Pero la niebla, por hermosa que sea a veces, nos fuerza siempre a melancolías, aunque cuando el hielo cae sobre ella produce el otro maravilloso espectáculo del festoneo con una finísima puntilla de las hojas de los árboles que en el invierno las conservan, o, como en el caso de los pinos, fabrican una especie de astrolabios fantásticos. Pero, hasta cuando es una delgada seda o tul, la niebla nos suscita pensamientos oscuros y recordamos, por ejemplo, lo que decía Montaigne de la más tenue neblina azul de la mañana que era suficiente para acabar con la fragilidad de ella; como le ocurrió a la pobre Charlotte Brontë, que durante un paseo se mojó los pies con el relente del rocío o de una niebla baja.
En la antigüedad, malos eran esos primeros de diciembre para la navegación, como nos lo recuerda lacerantemente una lauda perteneciente a un tal Lico de Naxos, que desde Egina volvía a casa, y había naufragado: «¡Nauta, rehuye el navegar cuando se ponen los Cabritos», es decir, cuando ya no se ven esas dos estrellas de la constelación del Auriga, cuyo ocaso para quien escruta el cielo se da por estas fechas.
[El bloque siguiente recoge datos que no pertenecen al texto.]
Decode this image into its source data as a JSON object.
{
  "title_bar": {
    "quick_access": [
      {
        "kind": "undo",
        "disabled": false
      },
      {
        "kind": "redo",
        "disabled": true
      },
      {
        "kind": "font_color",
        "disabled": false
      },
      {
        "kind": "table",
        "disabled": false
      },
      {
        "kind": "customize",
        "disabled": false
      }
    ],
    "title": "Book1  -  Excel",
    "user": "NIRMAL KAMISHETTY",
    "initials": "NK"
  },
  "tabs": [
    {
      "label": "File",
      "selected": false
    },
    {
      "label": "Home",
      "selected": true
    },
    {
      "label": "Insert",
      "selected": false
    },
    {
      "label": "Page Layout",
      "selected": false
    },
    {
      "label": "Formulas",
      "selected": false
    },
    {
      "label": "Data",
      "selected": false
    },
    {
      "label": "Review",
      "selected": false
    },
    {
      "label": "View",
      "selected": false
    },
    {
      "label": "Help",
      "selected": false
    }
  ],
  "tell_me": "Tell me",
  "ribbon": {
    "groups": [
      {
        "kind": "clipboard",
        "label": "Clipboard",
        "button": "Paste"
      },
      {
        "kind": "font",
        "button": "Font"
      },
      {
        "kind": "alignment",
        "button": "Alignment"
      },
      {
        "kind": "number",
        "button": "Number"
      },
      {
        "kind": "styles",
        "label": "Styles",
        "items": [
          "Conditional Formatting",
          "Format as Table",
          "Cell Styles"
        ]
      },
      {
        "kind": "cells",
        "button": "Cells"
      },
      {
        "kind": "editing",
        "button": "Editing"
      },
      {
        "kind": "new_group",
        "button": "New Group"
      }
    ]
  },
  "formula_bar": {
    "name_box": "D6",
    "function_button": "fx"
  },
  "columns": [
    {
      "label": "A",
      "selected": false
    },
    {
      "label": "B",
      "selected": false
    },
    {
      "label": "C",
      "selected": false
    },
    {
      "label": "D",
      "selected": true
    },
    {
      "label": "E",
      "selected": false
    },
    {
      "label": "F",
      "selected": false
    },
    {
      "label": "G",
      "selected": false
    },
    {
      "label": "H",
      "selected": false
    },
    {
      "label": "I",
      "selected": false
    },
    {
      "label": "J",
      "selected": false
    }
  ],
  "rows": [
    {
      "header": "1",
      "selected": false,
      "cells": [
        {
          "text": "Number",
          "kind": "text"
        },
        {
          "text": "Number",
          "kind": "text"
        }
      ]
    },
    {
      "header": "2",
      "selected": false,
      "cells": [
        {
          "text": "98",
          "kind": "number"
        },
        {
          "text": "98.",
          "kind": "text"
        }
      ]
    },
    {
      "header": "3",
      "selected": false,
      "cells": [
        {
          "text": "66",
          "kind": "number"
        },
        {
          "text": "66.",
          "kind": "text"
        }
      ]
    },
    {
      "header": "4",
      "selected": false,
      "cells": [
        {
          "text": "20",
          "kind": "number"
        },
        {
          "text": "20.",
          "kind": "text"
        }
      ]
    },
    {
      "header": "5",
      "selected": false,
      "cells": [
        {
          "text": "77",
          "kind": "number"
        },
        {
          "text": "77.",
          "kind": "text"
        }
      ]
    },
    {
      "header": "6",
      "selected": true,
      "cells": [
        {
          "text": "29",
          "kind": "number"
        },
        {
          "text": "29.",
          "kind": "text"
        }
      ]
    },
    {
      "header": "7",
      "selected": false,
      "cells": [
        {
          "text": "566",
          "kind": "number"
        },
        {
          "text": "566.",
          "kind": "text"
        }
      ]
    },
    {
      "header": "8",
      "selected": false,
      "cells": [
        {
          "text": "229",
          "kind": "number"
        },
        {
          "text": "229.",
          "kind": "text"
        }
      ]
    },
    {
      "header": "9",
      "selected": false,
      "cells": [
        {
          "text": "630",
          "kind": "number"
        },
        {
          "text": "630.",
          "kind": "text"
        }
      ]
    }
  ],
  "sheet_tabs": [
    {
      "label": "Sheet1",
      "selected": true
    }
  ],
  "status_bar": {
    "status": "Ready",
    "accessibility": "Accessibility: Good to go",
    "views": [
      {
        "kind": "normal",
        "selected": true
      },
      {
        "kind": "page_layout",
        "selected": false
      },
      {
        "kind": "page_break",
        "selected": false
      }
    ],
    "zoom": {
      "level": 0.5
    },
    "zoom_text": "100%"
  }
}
Pero esos días de diciembre también pueden ser esplendorosos, y sus noches las más cristalinas y tranquilas del año. Este sentimiento era ya tópico en tiempos de Shakespeare, y tópica pero no menos hermosas es la cita de sus versos de «Hamlet», cuando ante el desvanecimiento del fantasma del padre del príncipe con el canto del gallo, dice Marcelo: «Al acercarse el tiempo de la conmemoración del nacimiento de Nuestro Salvador, el ave de la mañana canta toda la noche, y ningún espíritu se atreve a vagabundear. Las noches son claras y no hay muchas influencias de planetas, y ni hadas ni brujas tienen poder de encantamiento. Tan saludable y lleno de gracia es este tiempo». Y ciertamente lo era, cuando el mundo estaba todavía «encantado», según la fórmula filosófica desencantadora al uso; pero el desencantamiento ha tenido como efecto, naturalmente, que en vez de acudir a todo ese mundo de poesía, consolación, o dulzura y alegría del vivir, ahora estemos pendientes, tanto en diciembre como todo el año, de los partes tecnológicos del Instituto Nacional de Meteorología o como se llame.
Pero nada hay que objetar a dicho Instituto, que cumple con su papel científico. Los Cabritos de la constelación del Auriga siguen siendo hermosos, y, por el simple hecho de que navegamos por la vida, nos llena de melancolía su ocaso por estas fechas de diciembre. Aunque es verdad que están ahí, luego, la maravilla azul de Sirio y el fulgor de Las Pléyades o Cabrillas para consolarnos. Platón decía que se nos habían dado los ojos para mirar incansablemente esos incandescentes cuerpos, y a lo mejor tenía razón, porque Platón era muy platónico, evidentemente, pero también tenía sus ramalazos de realismo enorme, y, cuando descendía hasta la política misma, por ejemplo, decía cosas como que en los regímenes demagógicos, pródromos de las dictaduras, los padres tienen miedo de sus hijos, y los maestros de sus alumnos, y entonces hay que estar tan sobre aviso y mucho más que cuando los Cabritos se ocultan, y poder así leer en los «Arcana Imperii», además de en las estrellas.
Estos viejos libros ya sabían ciertamente todo lo que nos pasa ahora mismo, y nos previnieron hasta de lo que nos ocurre cuando diciembre ya está desencantado, y ya no nos quedan sino las compras navideñas y los resúmenes del año. Esto es, la acedía de lo mismo añadido a lo mismo.